There are times when we can do all that a fellow creature needs only if he will trust us. In getting a dog out of a trap, in extracting a thorn from a child's finger, in teaching a boy to swim or rescuing one who can't, in getting a frightened beginner over a nasty place on a mountain, the one fatal obstacle may be their distrust. We are asking them… to accept apparent impossibilities: that moving the paw farther back into the trap is the way to get it out - that hurting the finger very much more will stop the finger hurting - that water which is obviously permeable will resist and support the body - that holding onto the only support within reach is not the way to avoid sinking - that to go higher and onto a more exposed ledge is the way not to fall...
We are to God, always, as that dog or child or bather or mountain climber was to us, only very much more so... If human life is in fact ordered by a beneficent being whose knowledge of our real needs and of the way in which they can be satisfied infinitely exceeds our own, we must expect a priori that His operations will often appear to us far from being beneficent and far from wise...
You are no longer faced with an argument which demands your assent, but with a Person who demands your confidence... the assent, of necessity, moves us from the logic of speculative thought into what might perhaps be called the logic of personal relations.
CS Lewis, from The World's Last Night and Other Essays, with thanks to Abbot Joseph
Abbot Joseph's post bears reading in its entirety, for its own sake. I have just borrowed his CS Lewis quote because it says so well what I was trying to say in my own post Despised and Rejected.
I well remember trimming cows' feet. Now, cows hate to have their feet trimmed. I think they have all the emotions of a child who loathes and fears the dentist's chair, suddenly confronted with the prospect of root canal treatment. Yet without regular trimming, cows' feet become overgrown, their gait unbalanced, and eventually they become lame, suffering great pain from solar ulcers, and untold distress, since as ruminants their whole life depends on being able to stand up, walk around, and graze.
How to explain that to cows? Well, you can't. They don't understand English (though they understand very well the tone in which it is spoken) and they have no concept, as far as I've ever been able to discover, of preventive medicine. The only answer is to develop a relationship with cows such that they trust you, and will, if reluctantly, enter the horrible mechanical steel enclosure of the foot-trimming crush, and stand, if not still, at least still enough not to hurt either themselves or the person trying to trim their feet. Then, it all becomes possible. The overgrown horn can be removed, the two claws levelled and smoothed, the proximal edges dished out to relieve pressure, and the whole foot tidied and neatly pared to the proper shape it should have.
I used to love foot trimming. Not because the cows disliked it - far from it, it made my heart ache to see their fear - but because I loved to watch them walk away with a spring in their step, obviously relishing the pleasure of walking securely, without pain or discomfort.

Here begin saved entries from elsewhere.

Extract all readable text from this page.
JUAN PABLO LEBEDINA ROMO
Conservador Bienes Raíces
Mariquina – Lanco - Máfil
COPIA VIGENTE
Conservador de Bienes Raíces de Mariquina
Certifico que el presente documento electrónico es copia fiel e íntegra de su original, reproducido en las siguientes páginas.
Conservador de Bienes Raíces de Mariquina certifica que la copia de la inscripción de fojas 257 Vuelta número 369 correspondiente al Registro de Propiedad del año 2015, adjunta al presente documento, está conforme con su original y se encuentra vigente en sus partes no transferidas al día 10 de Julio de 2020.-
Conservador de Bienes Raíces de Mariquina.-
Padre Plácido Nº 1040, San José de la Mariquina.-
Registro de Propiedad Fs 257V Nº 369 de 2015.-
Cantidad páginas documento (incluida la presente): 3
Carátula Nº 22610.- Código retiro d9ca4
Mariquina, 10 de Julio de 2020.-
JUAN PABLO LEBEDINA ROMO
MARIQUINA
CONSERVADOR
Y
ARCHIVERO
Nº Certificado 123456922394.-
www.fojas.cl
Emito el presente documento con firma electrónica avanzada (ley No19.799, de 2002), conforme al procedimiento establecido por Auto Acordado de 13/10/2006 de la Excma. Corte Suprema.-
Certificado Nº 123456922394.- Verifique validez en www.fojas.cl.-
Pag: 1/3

I sometimes think I have an inkling how God must feel, watching us do everything we can to avoid the treatment he knows will heal our broken hearts. We cannot understand the logic behind the process, any more than the poor cows can understand how being confined and manhandled, and cut about with sharp steel, can prevent their becoming lame. Our only hope is the same as the cows' - to trust the one we know, from the nature of our relationship with him, wants only to heal us, help us, love us whole again.